Diante disso, os países do Golfo terão que avaliar até que ponto o Irã é capaz de intensificar suas retaliações e quais são as chances de o regime iraniano se sustentar no longo prazo.

Uma postura exclusivamente defensiva pode se tornar insustentável em um conflito prolongado, segundo Hasan Alhasan, especialista em política do Oriente Médio do International Institute for Strategic Studies.

Isso se torna ainda mais relevante diante de falhas nos sistemas de defesa aérea e antimísseis, estoques limitados de interceptadores e “o custo extremamente elevado da defesa em comparação com o ataque”, fatores que pesam sobre os países do Golfo.

“Se não responderem à agressão iraniana, correm o risco de perder a capacidade de dissuasão, o que pode incentivar novos ataques no futuro.
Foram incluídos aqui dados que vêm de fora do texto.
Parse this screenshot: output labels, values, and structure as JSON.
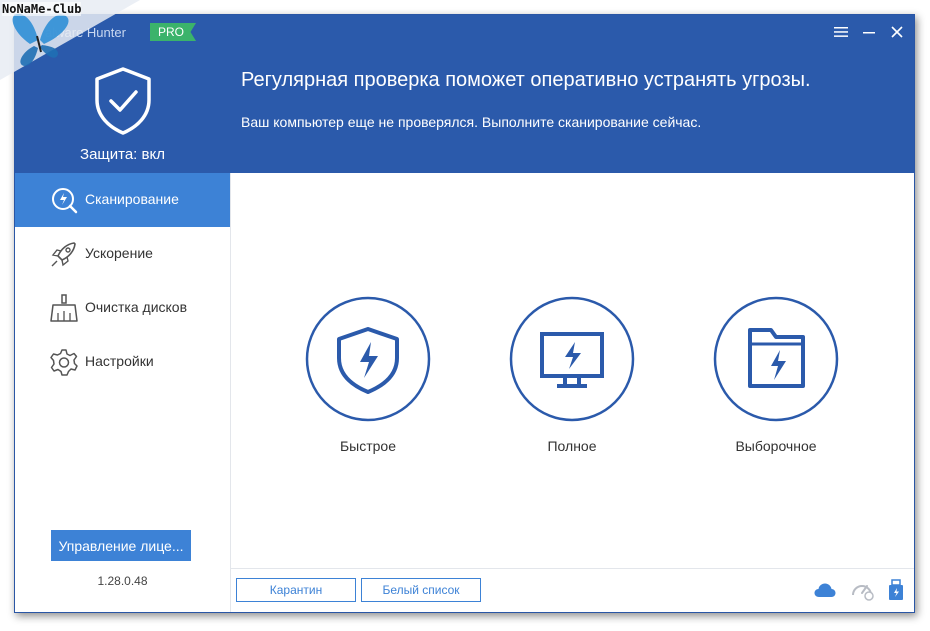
{
  "window": {
    "title": "alware Hunter",
    "badge": "PRO"
  },
  "header": {
    "protection_status": "Защита: вкл",
    "headline": "Регулярная проверка поможет оперативно устранять угрозы.",
    "subline": "Ваш компьютер еще не проверялся. Выполните сканирование сейчас."
  },
  "sidebar": {
    "items": [
      {
        "label": "Сканирование",
        "icon": "scan-icon",
        "active": true
      },
      {
        "label": "Ускорение",
        "icon": "rocket-icon",
        "active": false
      },
      {
        "label": "Очистка дисков",
        "icon": "broom-icon",
        "active": false
      },
      {
        "label": "Настройки",
        "icon": "gear-icon",
        "active": false
      }
    ],
    "license_button": "Управление лице...",
    "version": "1.28.0.48"
  },
  "scan_options": [
    {
      "label": "Быстрое",
      "icon": "shield-bolt-icon"
    },
    {
      "label": "Полное",
      "icon": "monitor-bolt-icon"
    },
    {
      "label": "Выборочное",
      "icon": "folder-bolt-icon"
    }
  ],
  "bottom": {
    "quarantine": "Карантин",
    "whitelist": "Белый список"
  },
  "watermark": {
    "text": "NoNaMe-Club"
  },
  "colors": {
    "header_bg": "#2b5aab",
    "accent": "#3d82d6",
    "badge_green": "#3bb36b",
    "icon_blue": "#2b5aab"
  }
}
Afinal, novos ciclos de conflito são prováveis se o regime iraniano sobreviver a esta guerra”, concluiu Alhasan.

Os países do Golfo têm “múltiplas opções” à disposição, incluindo permitir aos Estados Unidos acesso operacional total ao seu espaço aéreo e bases para realizar operações ofensivas contra o Irã. Eles também dispõem de uma série de capacidades de ataque de precisão que poderiam neutralizar lançadores de mísseis ou drones iranianos como resposta defensiva aos ataques com mísseis e veículos aéreos não tripulados (UAVs).
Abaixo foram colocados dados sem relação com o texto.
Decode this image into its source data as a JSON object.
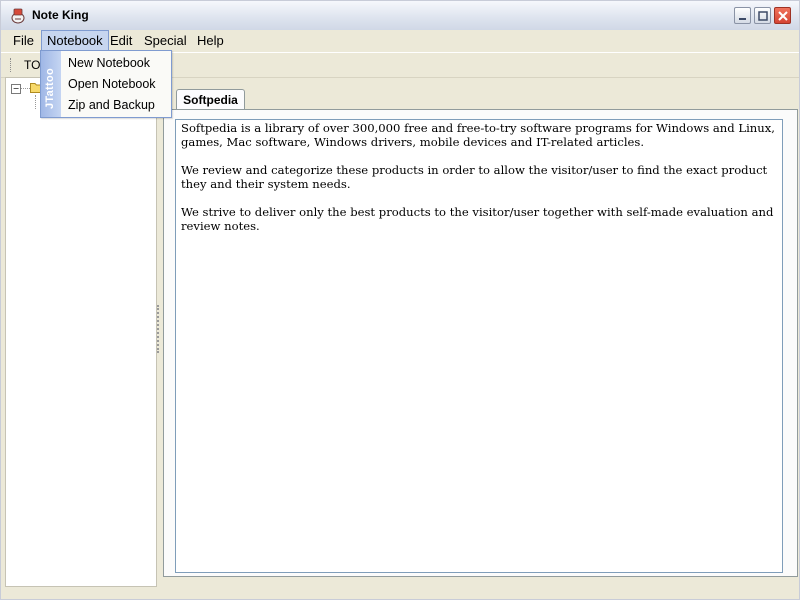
{
  "window": {
    "title": "Note King"
  },
  "menubar": {
    "items": [
      "File",
      "Notebook",
      "Edit",
      "Special",
      "Help"
    ]
  },
  "notebook_menu": {
    "side_label": "JTattoo",
    "items": [
      "New Notebook",
      "Open Notebook",
      "Zip and Backup"
    ]
  },
  "toolbar": {
    "label": "TO"
  },
  "tab": {
    "label": "Softpedia"
  },
  "editor": {
    "paragraphs": [
      "Softpedia is a library of over 300,000 free and free-to-try software programs for Windows and Linux, games, Mac software, Windows drivers, mobile devices and IT-related articles.",
      "We review and categorize these products in order to allow the visitor/user to find the exact product they and their system needs.",
      "We strive to deliver only the best products to the visitor/user together with self-made evaluation and review notes."
    ]
  },
  "colors": {
    "accent": "#7f9bd0",
    "menu_highlight": "#c7d6ef",
    "close_button": "#d54433"
  }
}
No entanto, essas manobras podem ser operacionalmente complexas, pois “exigiriam coleta ativa de inteligência para detectar e neutralizar lançadores — muitos dos quais são móveis ou ocultos — além de coordenação com os Estados Unidos e Israel, que já atuam no espaço aéreo iraniano”.

Outra alternativa seria os países do Golfo concentrarem esforços em mitigar os impactos econômicos do conflito. Nesse sentido, poderiam atuar ao lado dos Estados Unidos para garantir a segurança da navegação no Estreito de Ormuz, atualmente amplamente bloqueado, considerando o interesse vital da região na retomada das exportações de petróleo e gás.

Retaliação catastrófica?

Analistas alertam que qualquer retaliação pode gerar consequências inesperadas e potencialmente catastróficas, destacando que a reação do Irã pode incluir ataques a infraestruturas civis críticas.
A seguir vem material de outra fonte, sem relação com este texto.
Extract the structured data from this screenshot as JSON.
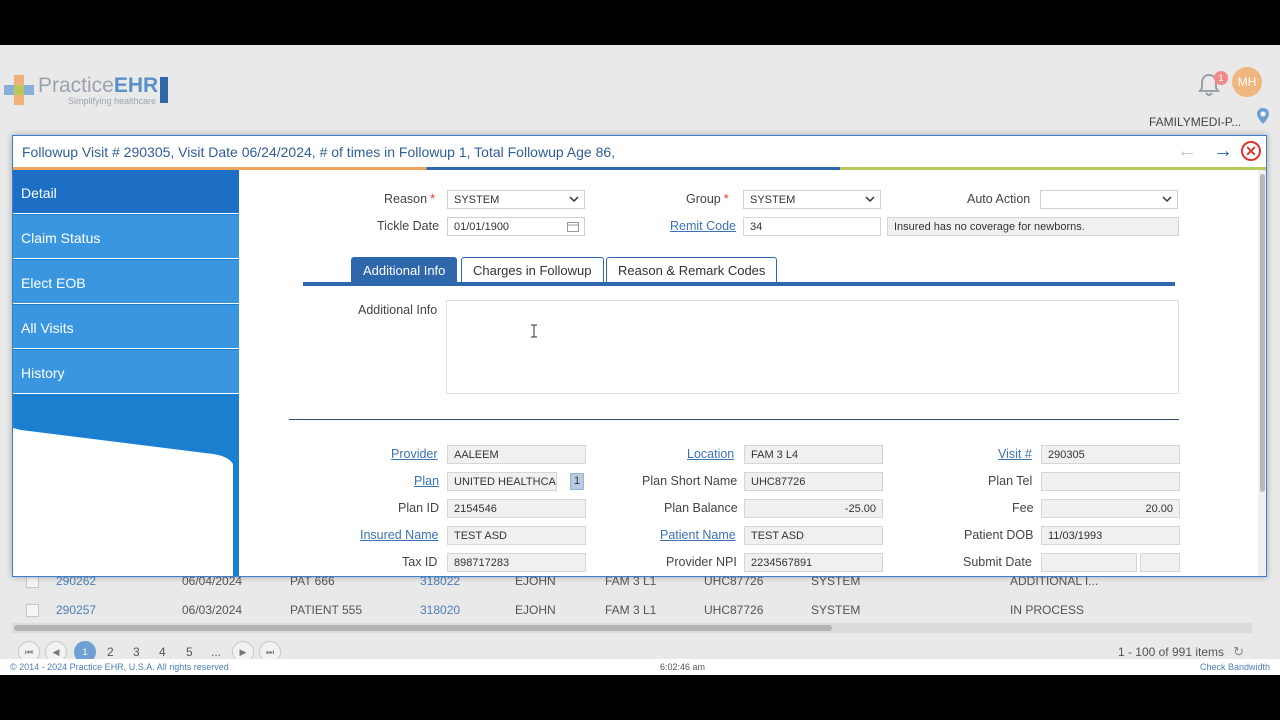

“O Irã provavelmente ainda possui estoques consideráveis de UAVs que poderia continuar a utilizar contra os países do Golfo, os quais têm se mostrado caros e difíceis de interceptar. O país também pode escalar o conflito incentivando os houthis — que até agora se mantiveram fora da guerra — a retomar ataques contra os países do Golfo e o tráfego marítimo no Mar Vermelho, impondo um bloqueio duplo nos estreitos de Ormuz e Bab el-Mandeb”, afirmou Alhasan.

“O Irã também poderia intensificar ataques contra infraestruturas civis essenciais, como usinas de energia ou unidades de dessalinização de água. Ao fazer isso, correria o risco de alcançar um sucesso catastrófico, causando danos tão extensos que levariam os países do Golfo a uma ofensiva total, sem restrições”, alertou.